Airway Muscle Training for Obstructive Sleep Apnea (OSA)

Obstructive sleep apnea (OSA) is a common disorder characterized by intermittent narrowing or closure of the upper airway during sleep. Loss of muscle tone with sleep onset and decreases in ventilatory drive following the loss of the wakefulness stimuli to breathe combine to result in upper airway closure in patients with structurally susceptible upper airways. We hypothesize that training of upper airway muscles will improve sleep apnea by augmenting the resting upper airway muscle tone and ability of the muscles to respond to negative intraluminal pressure. Training with a primitive wind instrument (such as a Digeridoo) and oral pharyngeal exercises (OPE) used in speech therapy have been shown to improve sleep apnea. Individuals who play certain types of wind instruments appear to have a lower risk of sleep apnea. However, to date the mechanism of improvement and the optimal method of upper airway training have not been well defined. We recently completed a study with a facial exerciser (Facial Flex) designed to improve facial muscle tone and found a decrease in snoring in a group with loud snoring but minimal sleep apnea. A group of UF physiologists (including co investigators Drs. Davenport and Silverman) have also demonstrated that brief periods of training with high inspiratory and/or expiratory threshold loads improved cough and swallowing in patients with impairment in upper airway function. Although respiratory pump muscles provide the driving force for pressure generation during training with pressure threshold loads, the upper airway muscle must maintain a patent upper airway resisting high negative or positive intraluminal pressures. For example, the palate must maintain a seal preventing air escape through the nose when high positive pressure is generated through a mouthpiece. Of interest a limited number of very high intensity efforts appears to be the optimal way to train muscles.

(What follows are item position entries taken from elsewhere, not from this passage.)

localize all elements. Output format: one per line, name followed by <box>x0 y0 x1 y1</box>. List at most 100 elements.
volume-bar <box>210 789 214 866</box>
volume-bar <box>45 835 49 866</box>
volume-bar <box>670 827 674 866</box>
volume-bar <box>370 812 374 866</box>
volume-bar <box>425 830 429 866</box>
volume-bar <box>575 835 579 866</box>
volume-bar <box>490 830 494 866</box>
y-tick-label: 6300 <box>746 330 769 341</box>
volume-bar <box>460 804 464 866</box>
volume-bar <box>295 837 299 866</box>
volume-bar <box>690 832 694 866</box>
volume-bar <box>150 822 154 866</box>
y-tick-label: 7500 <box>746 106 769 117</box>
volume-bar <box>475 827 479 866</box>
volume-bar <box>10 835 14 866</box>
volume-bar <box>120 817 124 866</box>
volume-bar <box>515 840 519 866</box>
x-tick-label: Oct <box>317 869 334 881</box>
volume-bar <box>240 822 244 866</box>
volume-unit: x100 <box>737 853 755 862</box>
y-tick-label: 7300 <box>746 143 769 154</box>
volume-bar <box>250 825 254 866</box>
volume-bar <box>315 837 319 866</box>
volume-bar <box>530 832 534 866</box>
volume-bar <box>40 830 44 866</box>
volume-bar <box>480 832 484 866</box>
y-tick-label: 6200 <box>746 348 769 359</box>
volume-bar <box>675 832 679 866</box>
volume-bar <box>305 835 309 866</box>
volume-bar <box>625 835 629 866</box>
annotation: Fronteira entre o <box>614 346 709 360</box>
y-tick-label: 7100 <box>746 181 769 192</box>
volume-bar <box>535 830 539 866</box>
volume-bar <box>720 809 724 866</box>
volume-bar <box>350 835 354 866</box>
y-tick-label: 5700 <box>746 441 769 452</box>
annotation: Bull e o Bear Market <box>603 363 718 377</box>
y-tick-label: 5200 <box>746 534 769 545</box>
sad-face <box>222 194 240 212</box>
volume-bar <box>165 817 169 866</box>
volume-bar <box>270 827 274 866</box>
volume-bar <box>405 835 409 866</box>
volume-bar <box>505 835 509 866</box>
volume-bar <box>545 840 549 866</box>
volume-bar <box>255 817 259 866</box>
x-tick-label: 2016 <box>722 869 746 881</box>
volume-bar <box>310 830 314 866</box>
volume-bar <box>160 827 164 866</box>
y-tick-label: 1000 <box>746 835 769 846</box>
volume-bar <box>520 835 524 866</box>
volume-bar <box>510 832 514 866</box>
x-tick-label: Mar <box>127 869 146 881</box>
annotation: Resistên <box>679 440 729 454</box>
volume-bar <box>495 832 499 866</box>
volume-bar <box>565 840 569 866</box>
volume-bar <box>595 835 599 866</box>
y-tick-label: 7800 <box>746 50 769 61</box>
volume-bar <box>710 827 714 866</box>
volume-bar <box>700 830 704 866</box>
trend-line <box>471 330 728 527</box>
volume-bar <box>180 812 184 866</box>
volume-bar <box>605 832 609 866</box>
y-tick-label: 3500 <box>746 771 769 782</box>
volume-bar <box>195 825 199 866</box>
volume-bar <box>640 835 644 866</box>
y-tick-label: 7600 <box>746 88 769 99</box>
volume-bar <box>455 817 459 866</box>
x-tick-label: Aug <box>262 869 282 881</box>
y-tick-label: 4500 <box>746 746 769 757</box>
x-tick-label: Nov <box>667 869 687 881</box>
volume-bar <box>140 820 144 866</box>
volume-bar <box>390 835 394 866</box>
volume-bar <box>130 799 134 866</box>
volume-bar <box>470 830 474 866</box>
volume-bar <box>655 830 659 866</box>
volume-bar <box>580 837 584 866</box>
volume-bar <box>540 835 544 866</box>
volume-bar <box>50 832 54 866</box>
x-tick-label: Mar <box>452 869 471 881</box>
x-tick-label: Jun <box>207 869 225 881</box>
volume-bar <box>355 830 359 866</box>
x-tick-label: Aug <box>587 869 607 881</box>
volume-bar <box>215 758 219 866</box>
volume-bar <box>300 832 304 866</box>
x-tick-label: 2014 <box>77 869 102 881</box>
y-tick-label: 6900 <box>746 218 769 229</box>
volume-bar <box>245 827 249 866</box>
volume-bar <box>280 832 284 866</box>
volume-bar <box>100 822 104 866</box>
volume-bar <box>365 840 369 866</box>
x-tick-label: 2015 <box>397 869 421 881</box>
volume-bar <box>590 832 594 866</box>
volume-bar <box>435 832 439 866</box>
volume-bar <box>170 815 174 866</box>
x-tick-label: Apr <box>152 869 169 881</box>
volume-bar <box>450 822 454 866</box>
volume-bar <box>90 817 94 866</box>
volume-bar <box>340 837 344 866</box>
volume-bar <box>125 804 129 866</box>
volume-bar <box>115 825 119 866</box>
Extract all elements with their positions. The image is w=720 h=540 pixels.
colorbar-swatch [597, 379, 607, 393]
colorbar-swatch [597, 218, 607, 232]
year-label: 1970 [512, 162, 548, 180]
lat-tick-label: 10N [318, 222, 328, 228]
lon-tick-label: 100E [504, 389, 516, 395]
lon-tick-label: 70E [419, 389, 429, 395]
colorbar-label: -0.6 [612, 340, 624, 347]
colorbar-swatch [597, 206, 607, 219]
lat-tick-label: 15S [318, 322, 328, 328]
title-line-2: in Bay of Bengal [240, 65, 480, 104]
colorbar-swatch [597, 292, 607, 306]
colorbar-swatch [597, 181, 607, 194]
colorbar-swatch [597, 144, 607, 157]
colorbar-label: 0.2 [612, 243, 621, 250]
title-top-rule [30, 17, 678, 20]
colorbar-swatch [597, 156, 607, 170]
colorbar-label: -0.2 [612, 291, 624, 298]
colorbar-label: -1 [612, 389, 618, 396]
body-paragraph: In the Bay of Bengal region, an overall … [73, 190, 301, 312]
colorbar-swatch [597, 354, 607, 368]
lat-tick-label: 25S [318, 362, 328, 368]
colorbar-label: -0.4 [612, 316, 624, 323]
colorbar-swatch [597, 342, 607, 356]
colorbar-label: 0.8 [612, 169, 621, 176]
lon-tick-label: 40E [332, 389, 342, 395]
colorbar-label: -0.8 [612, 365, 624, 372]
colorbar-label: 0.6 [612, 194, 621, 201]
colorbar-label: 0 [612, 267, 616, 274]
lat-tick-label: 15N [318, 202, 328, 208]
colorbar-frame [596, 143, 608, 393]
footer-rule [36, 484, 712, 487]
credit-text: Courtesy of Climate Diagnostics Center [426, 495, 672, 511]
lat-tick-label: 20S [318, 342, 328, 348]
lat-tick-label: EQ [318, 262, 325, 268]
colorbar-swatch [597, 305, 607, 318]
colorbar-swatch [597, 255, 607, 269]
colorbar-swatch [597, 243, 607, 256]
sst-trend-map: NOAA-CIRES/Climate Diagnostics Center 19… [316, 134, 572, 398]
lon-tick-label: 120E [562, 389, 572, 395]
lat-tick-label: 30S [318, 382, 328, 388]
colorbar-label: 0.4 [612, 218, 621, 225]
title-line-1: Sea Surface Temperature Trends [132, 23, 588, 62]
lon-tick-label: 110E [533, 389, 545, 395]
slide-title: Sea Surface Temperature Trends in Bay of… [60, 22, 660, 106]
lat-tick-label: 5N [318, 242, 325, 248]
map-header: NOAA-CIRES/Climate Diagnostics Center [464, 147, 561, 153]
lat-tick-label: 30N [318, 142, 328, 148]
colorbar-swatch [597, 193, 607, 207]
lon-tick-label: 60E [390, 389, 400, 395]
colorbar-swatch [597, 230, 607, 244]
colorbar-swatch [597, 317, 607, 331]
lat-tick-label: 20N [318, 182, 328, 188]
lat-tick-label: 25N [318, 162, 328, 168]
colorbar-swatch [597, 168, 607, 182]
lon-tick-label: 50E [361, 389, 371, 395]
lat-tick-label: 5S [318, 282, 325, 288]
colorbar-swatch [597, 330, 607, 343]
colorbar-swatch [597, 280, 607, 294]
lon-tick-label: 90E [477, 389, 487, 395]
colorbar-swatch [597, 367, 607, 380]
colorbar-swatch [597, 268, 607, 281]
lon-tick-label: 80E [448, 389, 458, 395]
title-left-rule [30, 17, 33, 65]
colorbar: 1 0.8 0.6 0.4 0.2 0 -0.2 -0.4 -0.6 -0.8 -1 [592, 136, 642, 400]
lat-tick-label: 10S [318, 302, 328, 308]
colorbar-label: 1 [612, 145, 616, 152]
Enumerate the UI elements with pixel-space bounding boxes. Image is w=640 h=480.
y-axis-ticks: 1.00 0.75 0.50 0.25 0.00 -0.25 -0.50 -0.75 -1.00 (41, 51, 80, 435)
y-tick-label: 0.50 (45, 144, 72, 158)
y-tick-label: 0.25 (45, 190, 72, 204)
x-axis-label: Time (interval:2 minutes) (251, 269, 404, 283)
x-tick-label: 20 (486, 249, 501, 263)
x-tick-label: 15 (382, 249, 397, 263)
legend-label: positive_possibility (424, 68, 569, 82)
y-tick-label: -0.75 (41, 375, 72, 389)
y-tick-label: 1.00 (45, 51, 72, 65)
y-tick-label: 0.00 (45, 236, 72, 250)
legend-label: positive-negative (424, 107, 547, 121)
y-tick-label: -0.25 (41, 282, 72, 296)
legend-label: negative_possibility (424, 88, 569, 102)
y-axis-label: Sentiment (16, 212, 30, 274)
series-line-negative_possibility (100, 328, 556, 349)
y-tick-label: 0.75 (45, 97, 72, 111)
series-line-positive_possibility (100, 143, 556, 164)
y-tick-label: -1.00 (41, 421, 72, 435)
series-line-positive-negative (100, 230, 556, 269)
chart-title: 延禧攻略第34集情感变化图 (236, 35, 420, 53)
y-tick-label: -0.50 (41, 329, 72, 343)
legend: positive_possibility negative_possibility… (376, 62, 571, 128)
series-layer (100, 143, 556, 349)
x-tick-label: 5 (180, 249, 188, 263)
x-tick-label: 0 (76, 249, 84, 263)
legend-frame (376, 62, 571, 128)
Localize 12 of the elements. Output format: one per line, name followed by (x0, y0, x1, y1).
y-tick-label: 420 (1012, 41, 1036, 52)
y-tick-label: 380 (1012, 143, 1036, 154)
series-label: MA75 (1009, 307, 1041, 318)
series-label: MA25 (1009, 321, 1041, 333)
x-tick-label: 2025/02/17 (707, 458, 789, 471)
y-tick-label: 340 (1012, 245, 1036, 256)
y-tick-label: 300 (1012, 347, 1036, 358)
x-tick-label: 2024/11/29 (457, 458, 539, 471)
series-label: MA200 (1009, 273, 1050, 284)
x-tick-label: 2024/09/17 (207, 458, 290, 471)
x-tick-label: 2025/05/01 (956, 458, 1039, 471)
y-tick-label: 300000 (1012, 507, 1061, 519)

We propose targeting a group of mild to moderate OSA patients (apnea-hypopnea index < 30/hour) who are not severely obese (BMI < 35 Kg/M2) and do not have significant structural abnormalities of the upper airway or muscle dysfunction. We will perform a randomized controlled trial (training versus sham training) with 25 subjects in each treatment arm using two months of daily training (5 out of 7 days each week). A home sleep study (including EEG) will be performed before and following the training. The change in the apnea-hypopnea index adjusted for sleep stage and body position will be compared. Use of home sleep studies will dramatically reduce the cost of the study. A sleep technologist will educate subjects on performance of maneuvers and meet with them weekly to observe the subject's technique. A training log will be kept by the subjects using training schedule sheets and daily training will be monitored through weekly web-based communication with a study clinician.